The most telling part of the paper in my mind is this statement –
The research does not absolve those who are responsible for promoting myths in the first place. What the psychological studies highlight, however, is the potential paradox in trying to fight bad information with good information.
Schwarz’s study was published this year in the journal Advances in Experimental Social Psychology, but the roots of the research go back decades. As early as 1945, psychologists Floyd Allport and Milton Lepkin found that the more often people heard false wartime rumors, the more likely they were to believe them.
The research is painting a broad new understanding of how the mind works. Contrary to the conventional notion that people absorb information in a deliberate manner, the studies show that the brain uses subconscious “rules of thumb” that can bias it into thinking that false information is true
So it doesnt matter how good the information is that people receive is innate programming within the brain tends to override this. Humans are not prone to logic as a default setting.
The experiments do not show that denials are completely useless; if that were true, everyone would believe the myths. But the mind’s bias does affect many people, especially those who want to believe the myth for their own reasons, or those who are only peripherally interested and are less likely to invest the time and effort needed to firmly grasp the facts.

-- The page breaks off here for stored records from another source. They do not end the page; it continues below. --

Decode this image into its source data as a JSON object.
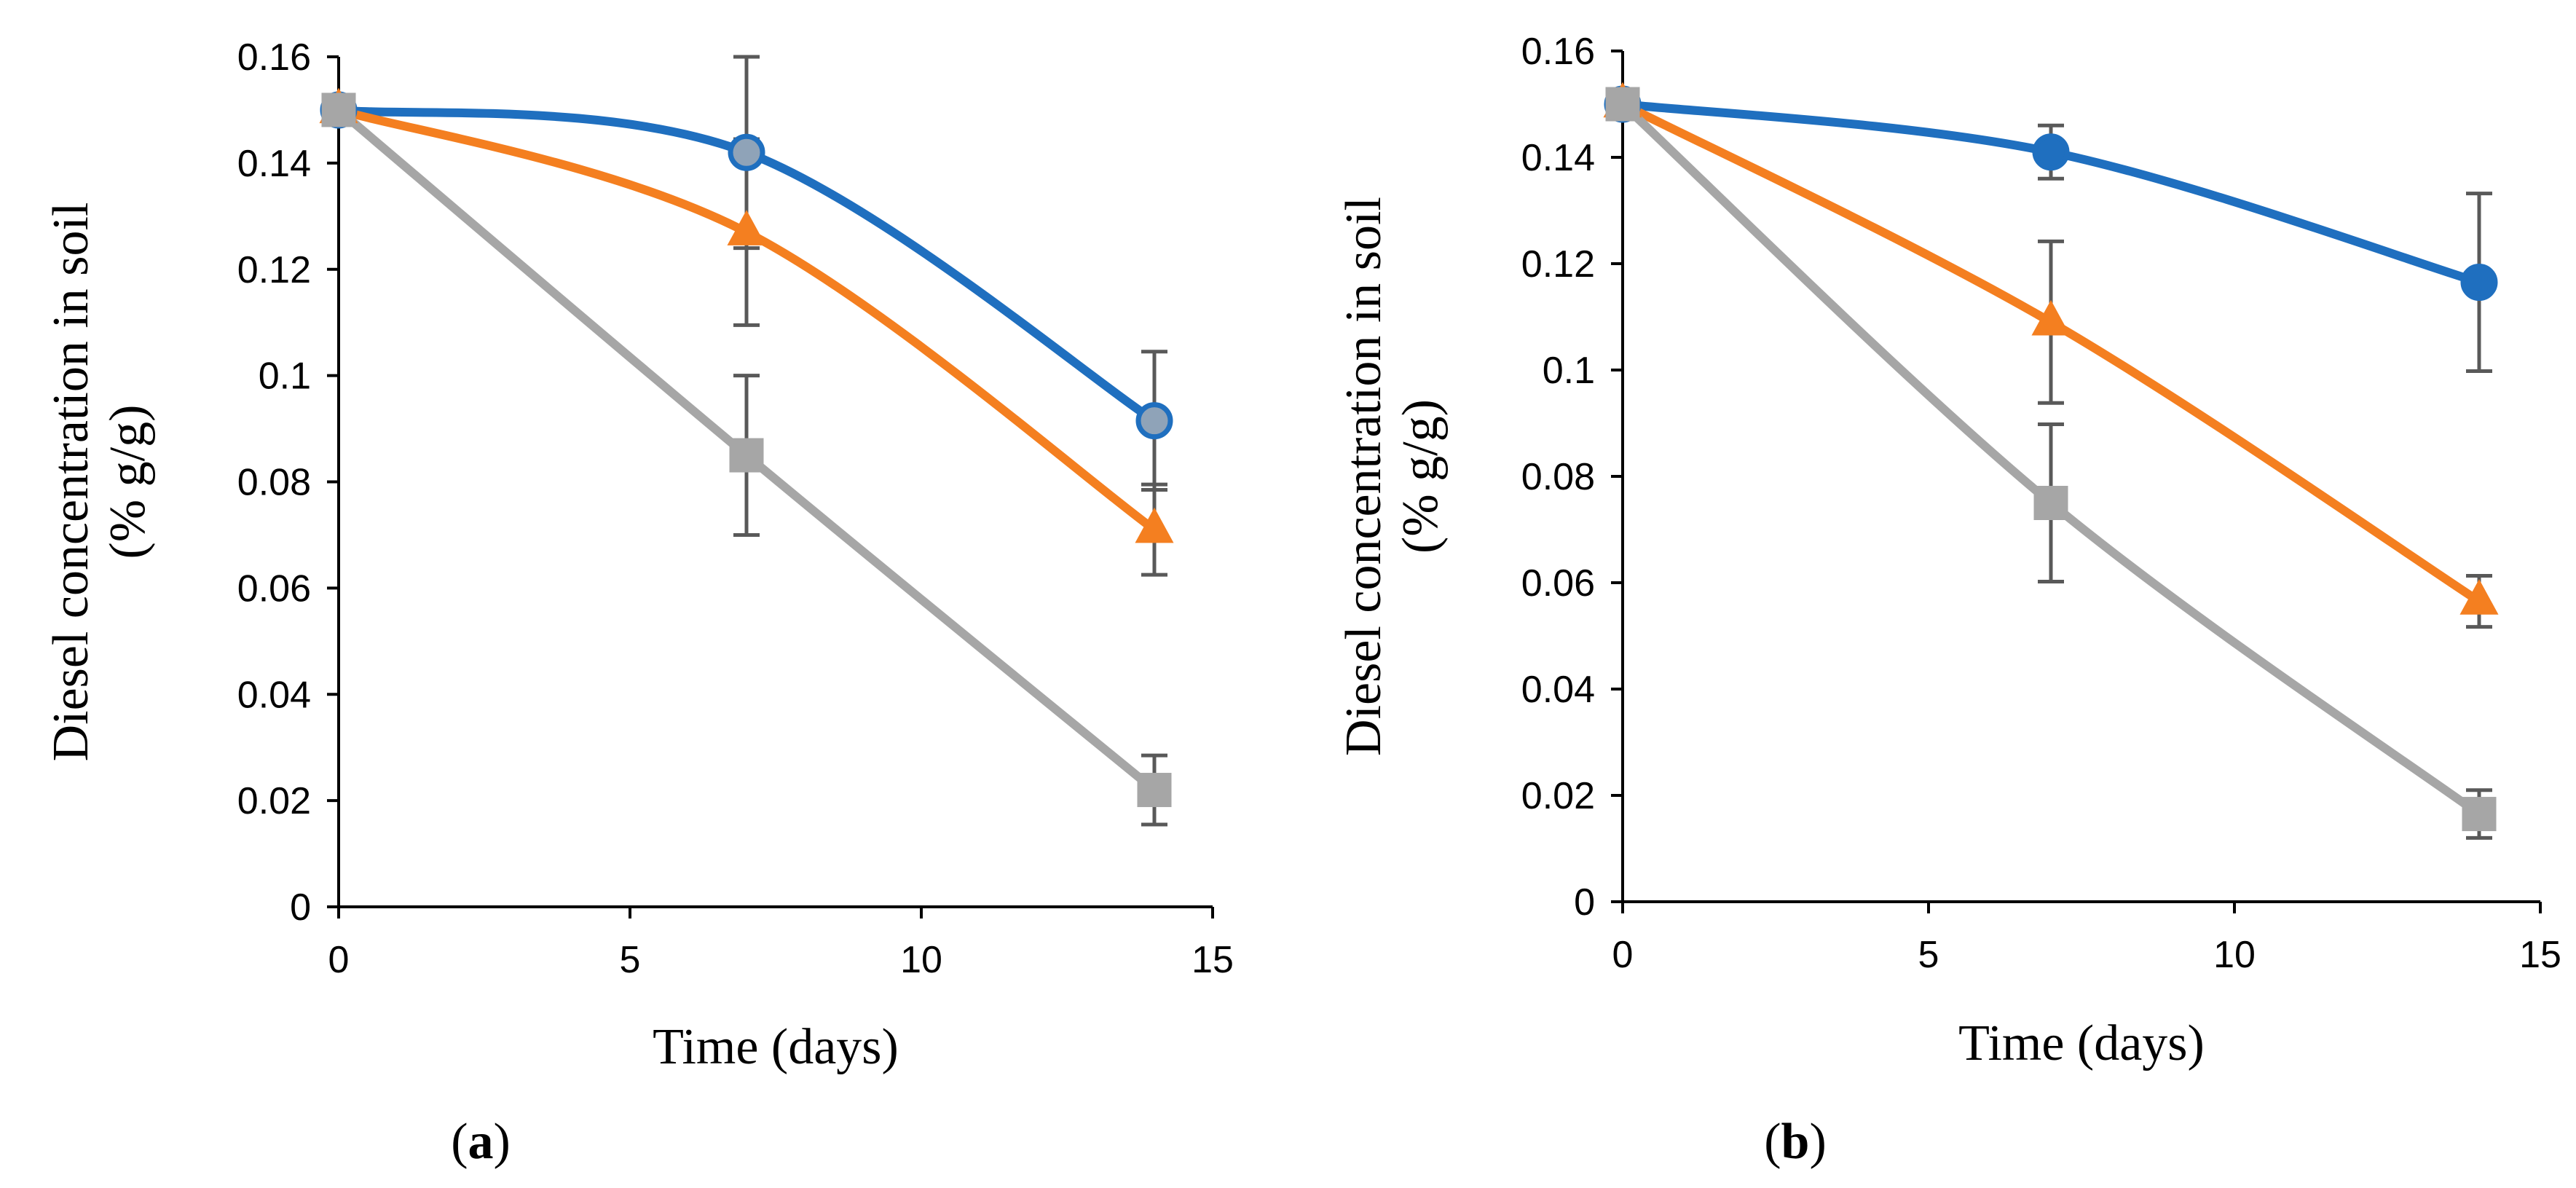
{
  "chart_data": [
    {
      "type": "line",
      "panel_label": "a",
      "xlabel": "Time (days)",
      "ylabel_line1": "Diesel concentration in soil",
      "ylabel_line2": "(% g/g)",
      "xlim": [
        0,
        15
      ],
      "ylim": [
        0,
        0.16
      ],
      "x_ticks": [
        0,
        5,
        10,
        15
      ],
      "y_ticks": [
        0,
        0.02,
        0.04,
        0.06,
        0.08,
        0.1,
        0.12,
        0.14,
        0.16
      ],
      "x_tick_labels": [
        "0",
        "5",
        "10",
        "15"
      ],
      "y_tick_labels": [
        "0",
        "0.02",
        "0.04",
        "0.06",
        "0.08",
        "0.1",
        "0.12",
        "0.14",
        "0.16"
      ],
      "x": [
        0,
        7,
        14
      ],
      "series": [
        {
          "name": "blue",
          "color": "#1F6FBF",
          "marker_fill": "#8FA3B8",
          "marker": "circle",
          "values": [
            0.15,
            0.142,
            0.0915
          ],
          "errors": [
            0,
            0.018,
            0.013
          ]
        },
        {
          "name": "orange",
          "color": "#F47F20",
          "marker_fill": "#F47F20",
          "marker": "triangle",
          "values": [
            0.15,
            0.127,
            0.071
          ],
          "errors": [
            0,
            0.0175,
            0.0085
          ]
        },
        {
          "name": "gray",
          "color": "#A6A6A6",
          "marker_fill": "#A6A6A6",
          "marker": "square",
          "values": [
            0.15,
            0.085,
            0.022
          ],
          "errors": [
            0,
            0.015,
            0.0065
          ]
        }
      ]
    },
    {
      "type": "line",
      "panel_label": "b",
      "xlabel": "Time (days)",
      "ylabel_line1": "Diesel concentration in soil",
      "ylabel_line2": "(% g/g)",
      "xlim": [
        0,
        15
      ],
      "ylim": [
        0,
        0.16
      ],
      "x_ticks": [
        0,
        5,
        10,
        15
      ],
      "y_ticks": [
        0,
        0.02,
        0.04,
        0.06,
        0.08,
        0.1,
        0.12,
        0.14,
        0.16
      ],
      "x_tick_labels": [
        "0",
        "5",
        "10",
        "15"
      ],
      "y_tick_labels": [
        "0",
        "0.02",
        "0.04",
        "0.06",
        "0.08",
        "0.1",
        "0.12",
        "0.14",
        "0.16"
      ],
      "x": [
        0,
        7,
        14
      ],
      "series": [
        {
          "name": "blue",
          "color": "#1F6FBF",
          "marker_fill": "#1F6FBF",
          "marker": "circle",
          "values": [
            0.15,
            0.141,
            0.1165
          ],
          "errors": [
            0,
            0.005,
            0.0167
          ]
        },
        {
          "name": "orange",
          "color": "#F47F20",
          "marker_fill": "#F47F20",
          "marker": "triangle",
          "values": [
            0.15,
            0.109,
            0.0565
          ],
          "errors": [
            0,
            0.0152,
            0.0048
          ]
        },
        {
          "name": "gray",
          "color": "#A6A6A6",
          "marker_fill": "#A6A6A6",
          "marker": "square",
          "values": [
            0.15,
            0.075,
            0.0165
          ],
          "errors": [
            0,
            0.0148,
            0.0045
          ]
        }
      ]
    }
  ]
}
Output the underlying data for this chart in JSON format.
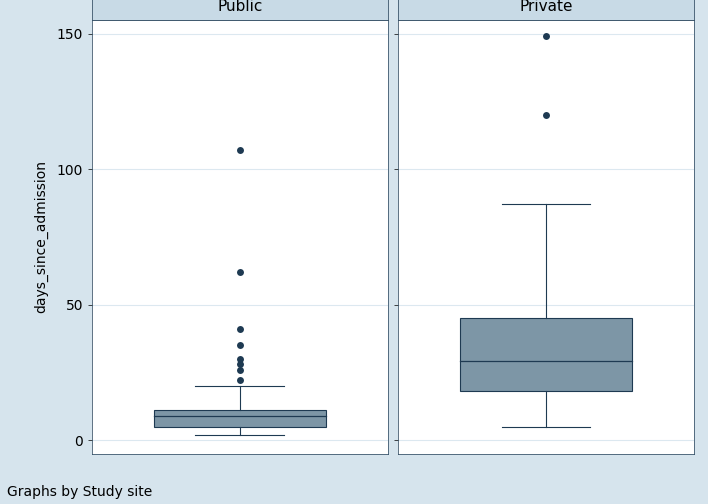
{
  "panels": [
    "Public",
    "Private"
  ],
  "public": {
    "whisker_low": 2,
    "q1": 5,
    "median": 9,
    "q3": 11,
    "whisker_high": 20,
    "outliers": [
      22,
      26,
      28,
      30,
      35,
      41,
      62,
      107
    ]
  },
  "private": {
    "whisker_low": 5,
    "q1": 18,
    "median": 29,
    "q3": 45,
    "whisker_high": 87,
    "outliers": [
      120,
      149
    ]
  },
  "ylim": [
    -5,
    155
  ],
  "yticks": [
    0,
    50,
    100,
    150
  ],
  "ylabel": "days_since_admission",
  "footer": "Graphs by Study site",
  "outer_bg_color": "#d6e4ed",
  "plot_bg_color": "#ffffff",
  "header_bg_color": "#d6e4ed",
  "box_face_color": "#7d96a6",
  "box_edge_color": "#1e3a52",
  "median_color": "#1e3a52",
  "whisker_color": "#1e3a52",
  "cap_color": "#1e3a52",
  "outlier_color": "#1e3a52",
  "grid_color": "#dce8f0",
  "spine_color": "#1e3a52",
  "panel_title_fontsize": 11,
  "ylabel_fontsize": 10,
  "tick_fontsize": 10,
  "footer_fontsize": 10
}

The research also highlights the disturbing reality that once an idea has been implanted in people’s minds, it can be difficult to dislodge. Denials inherently require repeating the bad information, which may be one reason they can paradoxically reinforce it.
So once we have a stupid idea in our head it seems to be stuck there and no matter how much people are shown that it is a stupid idea this doesnt seem to matter.
Experiments by Ruth Mayo, a cognitive social psychologist at Hebrew University in Jerusalem, also found that for a substantial chunk of people, the “negation tag” of a denial falls off with time. Mayo’s findings were published in the Journal of Experimental Social Psychology in 2004.
“If someone says, ‘I did not harass her,’ I associate the idea of harassment with this person,” said Mayo, explaining why people who are accused of something but are later proved innocent find their reputations remain tarnished. “Even if he is innocent, this is what is activated when I hear this person’s name again.
“If you think 9/11 and Iraq, this is your association, this is what comes in your mind,” she added. “Even if you say it is not true, you will eventually have this connection with Saddam Hussein and 9/11.”
Mayo found that rather than deny a false claim, it is better to make a completely new assertion that makes no reference to the original myth. Rather than say, as Sen. Mary Landrieu (D-La.) recently did during a marathon congressional debate, that “Saddam Hussein did not attack the United States; Osama bin Laden did,” Mayo said it would be better to say something like, “Osama bin Laden was the only person responsible for the Sept. 11 attacks” — and not mention Hussein at all.
The psychologist acknowledged that such a statement might not be entirely accurate — issuing a denial or keeping silent are sometimes the only real options.
So is silence the best way to deal with myths? Unfortunately, the answer to that question also seems to be no.
Another recent study found that when accusations or assertions are met with silence, they are more likely to feel true, said Peter Kim, an organizational psychologist at the University of Southern California. He published his study in the Journal of Applied Psychology.
Whilst, the notion of finding ways around people inane idiocy is interesting and obviously challenging it poses a question. How do we get around the holes in our own thinking?